How to cook peanuts



Information for peanuts in our free cooking ingredients collection.

Peanuts

Despite their name, peanuts are not nuts at all, but the seeds of a legume. They are commonly thought of as nuts because of how they are used and because of their nut-like shells. The “shells”, however, are actually the fibrous seed pods of a legume, encasing one to three seeds wrapped in an edible, papery thin seed coat. These seed pods are easy to crack and range from less than an inch to about 2 inches long and have the same contours as the round seeds underneath.

Peanut plants are separated into either bunch or runner types. The bunch type bears seed pods close to the base of the plant, whereas the runner type has seed pods scattered along the branches. Runner types were introduced in the 1970s and are now more popular than bunch types, probably because runner peanuts are primarily used to make peanut butter, for which half of all peanuts are produced.

Spanish peanuts, a bunch-type peanut with small, round seeds covered by a reddish brown skin, are usually roasted, salted, and vacuum-packed. Virginia peanuts, which can be a runner or a bunch plant, are larger and more oval and are usually sold roasted in the shell.

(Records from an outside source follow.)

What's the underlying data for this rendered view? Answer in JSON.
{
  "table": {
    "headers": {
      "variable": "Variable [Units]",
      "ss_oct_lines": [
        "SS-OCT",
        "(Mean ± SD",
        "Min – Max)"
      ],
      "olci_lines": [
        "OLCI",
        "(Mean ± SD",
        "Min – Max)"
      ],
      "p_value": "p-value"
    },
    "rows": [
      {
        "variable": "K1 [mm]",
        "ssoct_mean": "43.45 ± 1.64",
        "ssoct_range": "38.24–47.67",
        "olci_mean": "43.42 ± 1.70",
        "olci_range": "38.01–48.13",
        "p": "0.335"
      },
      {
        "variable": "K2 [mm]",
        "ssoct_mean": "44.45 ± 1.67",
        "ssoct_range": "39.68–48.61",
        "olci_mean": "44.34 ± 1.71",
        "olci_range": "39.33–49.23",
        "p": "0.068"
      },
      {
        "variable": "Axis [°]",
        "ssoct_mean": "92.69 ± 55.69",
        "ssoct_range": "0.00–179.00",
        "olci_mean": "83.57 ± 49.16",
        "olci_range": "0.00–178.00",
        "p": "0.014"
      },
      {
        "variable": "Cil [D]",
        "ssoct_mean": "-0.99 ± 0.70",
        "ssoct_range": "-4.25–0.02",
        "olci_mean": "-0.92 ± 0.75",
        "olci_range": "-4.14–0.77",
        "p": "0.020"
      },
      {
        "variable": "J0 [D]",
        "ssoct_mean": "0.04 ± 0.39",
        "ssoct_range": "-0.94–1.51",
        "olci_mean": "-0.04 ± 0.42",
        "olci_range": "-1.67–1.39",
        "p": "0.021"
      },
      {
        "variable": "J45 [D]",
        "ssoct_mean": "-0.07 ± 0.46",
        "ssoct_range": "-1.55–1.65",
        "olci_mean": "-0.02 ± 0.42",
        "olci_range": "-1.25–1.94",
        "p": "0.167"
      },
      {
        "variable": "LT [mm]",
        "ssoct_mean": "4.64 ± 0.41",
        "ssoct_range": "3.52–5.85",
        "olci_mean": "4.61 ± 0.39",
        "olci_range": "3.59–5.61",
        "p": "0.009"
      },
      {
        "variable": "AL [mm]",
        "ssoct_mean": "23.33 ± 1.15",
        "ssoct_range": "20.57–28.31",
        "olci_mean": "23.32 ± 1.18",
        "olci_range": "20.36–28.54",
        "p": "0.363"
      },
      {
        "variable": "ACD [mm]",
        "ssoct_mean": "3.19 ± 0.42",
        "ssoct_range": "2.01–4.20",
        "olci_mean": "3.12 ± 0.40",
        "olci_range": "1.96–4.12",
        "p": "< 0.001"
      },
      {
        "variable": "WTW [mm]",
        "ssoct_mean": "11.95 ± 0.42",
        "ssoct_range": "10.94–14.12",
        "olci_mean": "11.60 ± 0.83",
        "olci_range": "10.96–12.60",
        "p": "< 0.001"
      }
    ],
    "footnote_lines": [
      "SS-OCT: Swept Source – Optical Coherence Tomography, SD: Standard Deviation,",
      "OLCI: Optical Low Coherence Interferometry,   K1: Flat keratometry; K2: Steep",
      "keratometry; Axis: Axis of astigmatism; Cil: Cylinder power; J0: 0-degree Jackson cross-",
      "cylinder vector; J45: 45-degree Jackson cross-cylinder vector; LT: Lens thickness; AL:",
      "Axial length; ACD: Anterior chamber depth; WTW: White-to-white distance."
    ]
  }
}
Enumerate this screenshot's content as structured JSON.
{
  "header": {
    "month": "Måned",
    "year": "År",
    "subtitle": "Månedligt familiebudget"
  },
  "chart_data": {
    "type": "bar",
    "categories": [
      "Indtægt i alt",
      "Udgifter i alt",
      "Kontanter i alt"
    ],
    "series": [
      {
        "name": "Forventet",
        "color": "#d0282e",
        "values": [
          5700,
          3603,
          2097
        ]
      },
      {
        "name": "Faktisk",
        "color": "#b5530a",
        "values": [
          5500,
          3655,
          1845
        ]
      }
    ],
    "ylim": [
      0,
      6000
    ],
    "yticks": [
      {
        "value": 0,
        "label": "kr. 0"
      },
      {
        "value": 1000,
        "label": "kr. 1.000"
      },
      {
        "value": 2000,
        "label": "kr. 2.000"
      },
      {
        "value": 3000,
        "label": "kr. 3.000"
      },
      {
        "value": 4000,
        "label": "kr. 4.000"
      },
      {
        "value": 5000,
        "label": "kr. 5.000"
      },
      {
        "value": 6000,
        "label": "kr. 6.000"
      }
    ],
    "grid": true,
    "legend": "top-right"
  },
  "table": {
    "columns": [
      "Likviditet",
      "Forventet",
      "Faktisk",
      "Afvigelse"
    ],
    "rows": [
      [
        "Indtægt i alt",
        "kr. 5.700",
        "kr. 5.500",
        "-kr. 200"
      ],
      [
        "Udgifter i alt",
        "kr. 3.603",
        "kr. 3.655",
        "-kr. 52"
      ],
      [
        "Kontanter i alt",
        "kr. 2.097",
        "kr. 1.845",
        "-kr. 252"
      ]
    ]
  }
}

Peanuts contain quite a bit of fat, but the fat in them is primarily monounsaturated fat. Peanuts are an excellent source of magnesium, phosphorus, zinc, copper, niacin, and folate and a good source of iron.

George Washington Carver, an African-American botanist who worked in the late 19th century, is well known as the “Father of the Peanut Industry” for having ingeniously developed more than 300 uses for the peanut, including as an ingredient in shoe polish, soap, bleach, medicine, ink, paint, and ice cream. In 1890, an American physician invented what we now know as peanut butter to provide an easily digestible, nutritious food for his elderly patients. However, long before this, other cultures made similar edible paste from peanuts.

How to cook peanuts

Peanuts are available in a variety of forms, including raw, dry-roasted or honeyroasted, salted or unsalted, shelled or unshelled, peeled or unpeeled, whole or chopped, and as peanut butter. The young pods, leaves, and plant tips can be cooked and eaten in the same manner as a green vegetable. Unshelled peanuts can be refrigerated in an airtight container for up to 6 months, and shelled peanuts for up to 3 months. Peanuts also can be cooked, a process that generally takes about 30 minutes.

Serving suggestions

Although peanuts are usually consumed as a snack, turned into peanut butter, or used to make candy or baked goods in the United States, they are frequently used as a vegetable in African, Indian, South American, and Asian cooking. Peanuts can be cooked with fish, meat, and poultry and used to flavor sauces, soups, salads, and desserts. Peanut soup, a southern U.S. favorite, is a creamy, spicy-hot dish.